Wild oats resistance could become next quandary for prairie farmers

Western Canadian farmers will have a tough time battling the next glyphosate resistant weed, says an expert.

Wild oats is the most likely candidate to follow resistant kochia, according to a risk assessment model developed by Hugh Beckie, a weed scientist with Agriculture Canada.

The same model successfully forecast kochia as Western Canada’s first glyphosate resistant weed.

The forecast came out in 2010, one year before the weed was discovered in a field in southern Alberta. It has since been detected in Saskatchewan and Manitoba.

Kochia is the only glyphosate tolerant weed in Western Canada, but the U.S. experience suggests others are sure to follow.

“Wild oats resistant to glyphosate would be a worst-case scenario,” Beckie said in an interview following his presentation at the 2014 Canola Discovery Forum.

“It’s really resistant to everything out there already. If you lose the efficacy of glyphosate, you really restrict your herbicide options to control that weed.”

Wild oats has a resistance risk assessment rating of 9.99 in the brown and dark brown soil zones (grassland region) and 7.83 in the black and grey soil zones (parkland region).
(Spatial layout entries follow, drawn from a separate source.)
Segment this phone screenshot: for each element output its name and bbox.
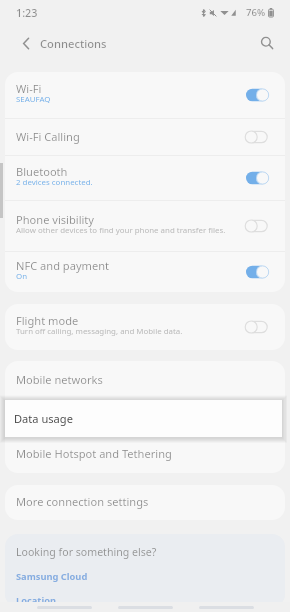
staticText: Turn off calling, messaging, and Mobile … [16,326,183,337]
button[interactable]: Turn off [246,170,272,186]
button[interactable]: Phone visibility [5,201,285,251]
staticText: Samsung Cloud [16,570,88,583]
button[interactable]: Data usage [5,400,282,437]
staticText: Location [16,594,57,607]
staticText: More connection settings [16,494,149,509]
staticText: 1:23 [16,5,38,20]
staticText: Phone visibility [16,212,95,227]
button[interactable]: Turn on [246,129,272,145]
staticText: Mobile Hotspot and Tethering [16,446,172,461]
button[interactable]: Bluetooth [5,156,285,200]
button[interactable]: NFC and payment [5,252,285,292]
staticText: Wi-Fi Calling [16,129,80,144]
staticText: Data usage [14,411,73,426]
button[interactable]: Mobile networks [5,361,285,399]
button[interactable]: Turn off [246,264,272,280]
button[interactable]: Mobile Hotspot and Tethering [5,436,285,473]
staticText: Connections [40,36,107,51]
button[interactable]: Search [253,29,281,57]
button[interactable]: Turn on [246,319,272,335]
staticText: Flight mode [16,313,79,328]
staticText: Bluetooth [16,164,68,179]
button[interactable]: Wi-Fi [5,72,285,118]
button[interactable]: More connection settings [5,485,285,520]
staticText: Data usage [16,409,75,424]
staticText: Mobile networks [16,372,103,387]
staticText: Looking for something else? [16,545,157,559]
button[interactable]: Flight mode [5,304,285,350]
button[interactable]: Data usage [5,399,285,436]
staticText: 76% [246,6,266,19]
staticText: Allow other devices to find your phone a… [16,225,226,236]
button[interactable]: Wi-Fi Calling [5,119,285,155]
staticText: 2 devices connected. [16,177,93,188]
staticText: SEAUFAQ [16,94,51,105]
button[interactable]: Turn on [246,218,272,234]
button[interactable]: Back [11,28,41,58]
staticText: NFC and payment [16,258,110,273]
button[interactable]: Turn off [246,87,272,103]
staticText: On [16,271,28,282]
staticText: Wi-Fi [16,81,42,96]
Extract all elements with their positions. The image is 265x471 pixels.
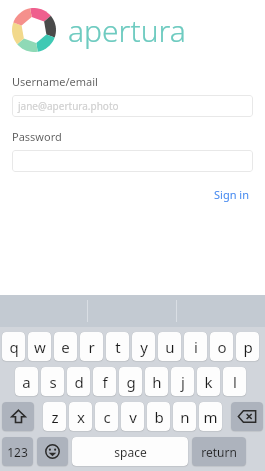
staticText: return — [201, 444, 237, 460]
staticText: Sign in — [214, 187, 249, 202]
staticText: d — [74, 372, 84, 392]
staticText: n — [180, 407, 190, 427]
staticText: g — [126, 372, 136, 392]
staticText: c — [103, 407, 111, 427]
staticText: Username/email — [12, 74, 98, 89]
staticText: z — [51, 407, 59, 427]
staticText: e — [61, 337, 70, 357]
button[interactable]: s — [41, 367, 64, 396]
button[interactable]: jane@apertura.photo — [12, 95, 253, 117]
staticText: y — [140, 337, 148, 357]
staticText: p — [243, 337, 253, 357]
staticText: f — [102, 372, 108, 392]
button[interactable]: p — [236, 332, 259, 361]
button[interactable]: Sign in — [210, 184, 253, 205]
button[interactable]: r — [80, 332, 103, 361]
staticText: 123 — [7, 444, 28, 460]
button[interactable]: y — [132, 332, 155, 361]
button[interactable]: q — [2, 332, 25, 361]
staticText: m — [203, 407, 218, 427]
button[interactable]: return — [192, 437, 246, 466]
button[interactable]: 123 — [2, 437, 33, 466]
staticText: j — [181, 372, 185, 392]
staticText: b — [154, 407, 164, 427]
staticText: k — [204, 372, 213, 392]
button[interactable]: i — [184, 332, 207, 361]
button[interactable]: a — [15, 367, 38, 396]
staticText: s — [49, 372, 57, 392]
button[interactable]: space — [72, 437, 188, 466]
staticText: r — [88, 337, 95, 357]
button[interactable]: f — [93, 367, 116, 396]
button[interactable]: v — [121, 402, 144, 431]
button[interactable]: c — [95, 402, 118, 431]
staticText: t — [115, 337, 121, 357]
button[interactable]: u — [158, 332, 181, 361]
staticText: a — [22, 372, 31, 392]
button[interactable]: n — [173, 402, 196, 431]
button[interactable]: o — [210, 332, 233, 361]
staticText: jane@apertura.photo — [18, 99, 119, 113]
button[interactable]: j — [171, 367, 194, 396]
staticText: q — [9, 337, 19, 357]
button[interactable]: t — [106, 332, 129, 361]
staticText: o — [217, 337, 227, 357]
staticText: l — [233, 372, 237, 392]
staticText: space — [114, 444, 147, 460]
button[interactable]: Shift — [2, 402, 34, 431]
button[interactable]: b — [147, 402, 170, 431]
button[interactable]: g — [119, 367, 142, 396]
button[interactable]: l — [223, 367, 246, 396]
staticText: apertura — [68, 10, 186, 51]
staticText: u — [165, 337, 175, 357]
staticText: h — [152, 372, 162, 392]
button[interactable]: h — [145, 367, 168, 396]
button[interactable]: d — [67, 367, 90, 396]
button[interactable]: z — [43, 402, 66, 431]
button[interactable]: e — [54, 332, 77, 361]
button[interactable]: m — [199, 402, 222, 431]
button[interactable]: Emoji — [37, 437, 68, 466]
staticText: Password — [12, 129, 62, 144]
button[interactable]: x — [69, 402, 92, 431]
button[interactable]: w — [28, 332, 51, 361]
staticText: i — [194, 337, 198, 357]
button[interactable]: Backspace — [231, 402, 263, 431]
button[interactable]: k — [197, 367, 220, 396]
staticText: v — [129, 407, 137, 427]
button[interactable] — [12, 150, 253, 172]
staticText: x — [77, 407, 85, 427]
staticText: w — [34, 337, 46, 357]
It is followed by green foxtail with a 6.54 rating in the grassland and 4.09 rating in the parkland.

Cleavers are expected to be a close third in the parkland with a 4.05 rating. Wild buckwheat is the fourth likeliest candidate in the parkland at 3.01 and the third likeliest in the grassland at 2.71.

Beckie said wild buckwheat’s risk rating will rise dramatically with the anticipated 2016 introduction of Monsanto’s TruFlex Roundup Ready canola.

Wild buckwheat is more tolerant to glyphosate than other annual weeds. It is hard to control at today’s recommended application rates.

TruFlex canola will allow growers to use higher rates of the chemical over a wider window of application.

Monsanto’s new Roundup Ready trait will make the weed more susceptible to the most popular herbicide used in Western Canada, but it will also increase resistance selection pressure in weed populations.

“The risk rate is going to increase substantially, and it is our most abundant weed, so that’s one to watch,” said Beckie.

Joe Vink, weed management technical lead with Monsanto Canada, doesn’t think higher rates of herbicide and a longer window of application will result in glyphosate resistant buckwheat.

“I don’t think that necessarily drives the evolution of glyphosate resistance,” he said.

“For me, it’s more the frequency of application and just total over-reliance on one herbicide mode of action.”

Vink said growers need to use best management practices such as crop diversification and tank mixing to combat the resistance problem.

“It would be really, really nice if we had other herbicides available in canola to tank mix with Roundup Ready, but there are very limited options at this point,” he said.

Beckie said the last new herbicide mode of action was 32 years ago and a new one is at least another 10 years away.

Canola has been a key weapon in combatting weed resistance in Western Canada. Canola hybrids are good at fighting weeds, and the herbicides used on canola contain two modes of action that are not used widely in other crops: glyphosate and glufosinate.

Glyphosate resistance is a serious threat to western Canadian crop production because growers rely so heavily on the chemical. More glyphosate was sold in Western Canada in 2012 than the next 12 most popular active ingredients combined.